De Chirico en la ciudad
Bajo el silencio de un cielo lavado he caminado por las aceras vacías del antiguo cauce del Turia hasta el Instituto Valenciano de Arte Moderno (IVAM). Entrar en esta exposición de De Chirico es como cruzar la ciudad extraña que cualquiera de sus habitantes lleva en el subconsciente. Tenía razón Borges cuando decía que "... una ciudad es, al fin, muy parecida a otra ciudad; lo importante, realmente, es saber si está en el cielo o en el infierno". Sin duda la ciudad de De Chirico está en el infierno.
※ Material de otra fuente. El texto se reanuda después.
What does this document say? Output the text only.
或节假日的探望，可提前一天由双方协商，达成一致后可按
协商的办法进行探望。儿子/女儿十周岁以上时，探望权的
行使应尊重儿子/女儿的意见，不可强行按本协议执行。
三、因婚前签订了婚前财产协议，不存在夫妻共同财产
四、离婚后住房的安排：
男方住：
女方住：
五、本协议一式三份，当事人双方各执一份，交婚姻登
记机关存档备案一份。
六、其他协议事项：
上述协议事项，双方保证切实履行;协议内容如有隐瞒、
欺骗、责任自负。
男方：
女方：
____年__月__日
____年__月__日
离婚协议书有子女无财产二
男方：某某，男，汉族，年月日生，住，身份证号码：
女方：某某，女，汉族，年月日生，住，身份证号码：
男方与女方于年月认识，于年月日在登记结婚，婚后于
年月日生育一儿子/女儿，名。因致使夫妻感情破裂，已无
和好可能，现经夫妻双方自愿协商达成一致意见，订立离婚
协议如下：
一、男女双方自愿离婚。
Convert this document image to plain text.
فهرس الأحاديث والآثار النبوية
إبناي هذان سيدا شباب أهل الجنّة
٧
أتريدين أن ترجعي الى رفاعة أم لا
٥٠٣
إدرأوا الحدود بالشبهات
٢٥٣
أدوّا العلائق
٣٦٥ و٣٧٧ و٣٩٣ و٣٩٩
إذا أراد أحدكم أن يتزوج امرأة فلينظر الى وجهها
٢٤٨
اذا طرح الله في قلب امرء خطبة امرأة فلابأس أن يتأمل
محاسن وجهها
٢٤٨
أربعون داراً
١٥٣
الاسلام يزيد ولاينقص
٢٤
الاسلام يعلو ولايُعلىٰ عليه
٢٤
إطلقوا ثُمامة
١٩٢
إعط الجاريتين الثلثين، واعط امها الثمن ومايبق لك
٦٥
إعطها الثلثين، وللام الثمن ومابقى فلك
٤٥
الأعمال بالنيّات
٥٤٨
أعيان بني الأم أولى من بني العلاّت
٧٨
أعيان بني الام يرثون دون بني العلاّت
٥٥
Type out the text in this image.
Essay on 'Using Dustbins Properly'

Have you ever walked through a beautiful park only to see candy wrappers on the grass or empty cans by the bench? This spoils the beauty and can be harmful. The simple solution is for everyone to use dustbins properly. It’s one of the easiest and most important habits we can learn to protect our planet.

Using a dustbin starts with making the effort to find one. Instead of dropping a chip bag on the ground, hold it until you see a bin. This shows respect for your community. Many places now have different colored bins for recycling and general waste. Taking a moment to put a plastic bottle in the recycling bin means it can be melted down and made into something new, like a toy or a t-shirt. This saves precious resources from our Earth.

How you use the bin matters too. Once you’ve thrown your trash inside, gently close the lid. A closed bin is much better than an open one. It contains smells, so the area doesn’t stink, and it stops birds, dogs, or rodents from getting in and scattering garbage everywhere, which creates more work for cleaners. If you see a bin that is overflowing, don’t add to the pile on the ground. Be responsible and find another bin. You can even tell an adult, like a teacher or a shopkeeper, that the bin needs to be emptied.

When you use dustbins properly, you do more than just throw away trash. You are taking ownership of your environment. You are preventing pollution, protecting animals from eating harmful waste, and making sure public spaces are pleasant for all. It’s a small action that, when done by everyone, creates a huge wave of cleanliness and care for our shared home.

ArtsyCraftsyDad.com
Las plazas, los edificios deshabitados, las largas avenidas pobladas por maniquíes son espacios siniestros por donde vaga errante la sombra del diablo con un cartabón bajo el brazo. Pero hay que atreverse a traspasar el interior de los lienzos para descubrir que dentro la geometría es Dios.
La muestra recuerda a una narración de terror visual a lo David Lynch sin nudo ni desenlace
La relación de De Chirico con la arquitectura tenía algo de fe cósmica, por eso sus cuadros están trazados con escuadra y compás. Fuera de sus torres, columnas y pórticos no contemplaba la salvación. En 1921 en sus Reflexiones sobre la pintura antigua condenó a todos los pintores españoles al purgatorio de la mediocridad por el simple hecho de no haber introducido en sus cuadros elementos arquitectónicos y no salvó ni a Velázquez que hablaba con los arcángeles. Era un tipo mordaz, con mala leche y bastante quisquilloso, pero nadie consiguió elevar la ciudad a la categoría de pensamiento como él lo hizo.
En la sala la tensión de la atmósfera se puede desfibrar en secuencias cinematográficas. Los cuadros están iluminados con una luz muy tenue que los hace surgir en el marco de media penumbra como apariciones fantasmagóricas. No en vano la muestra recuerda a una narración de terror visual a lo David Lynch, sin planteamiento ni nudo ni desenlace, en la que uno va pasando de una imagen a otra sin llegar nunca al corazón del enigma. Es entonces cuando el espectador corre el riesgo de encontrarse caminando entre un silencio de sombras ilógicas, bajo arcos de medio punto que tal vez recuerde haber visto alguna vez en sueños, tímpanos solitarios, ventanas con un horizonte al que nadie jamás osaría asomarse, puntos de fuga que no llevan a ninguna parte porque también la perspectiva tiene sus callejones sin salida. Pero De Chirico no contemplaba esas arquitecturas como lugares habitables, sino como espacios para el desasosiego de la existencia, laberintos del miedo. Por eso cuando al fin oímos la voz del pintor, emergiendo del fondo de una pantalla en la que aparece dando de comer a las palomas o conversando con Orson Welles y con Billy Wilder, uno respira tranquilo, sabiendo que sus imágenes soñadas son pesadillas del infierno que nunca llegarán a hacerse realidad.
Redescubrir a Giorgio de Chirico casi a 30 años de su muerte y adentrarse en su mundo es una experiencia de la que no se puede salir indemne. La manera que tenía de colocar en el vacío una casa, un guante de goma o una cabeza de escayola era extremadamente arriesgada. Jean Cocteau decía que "hacía bajar esos objetos del cielo como un aviador caído entre los salvajes". Pero, en realidad, De Chirico volaba en solitario, como todos los poetas metafísicos, hacia el lugar del que pensaba estar escapando.
La exposición El siglo de Giorgio de Chirico. Metafísica y arquitectura se expone en el Instituto Valenciano de Arte Moderno (IVAM) hasta el 17 de febrero.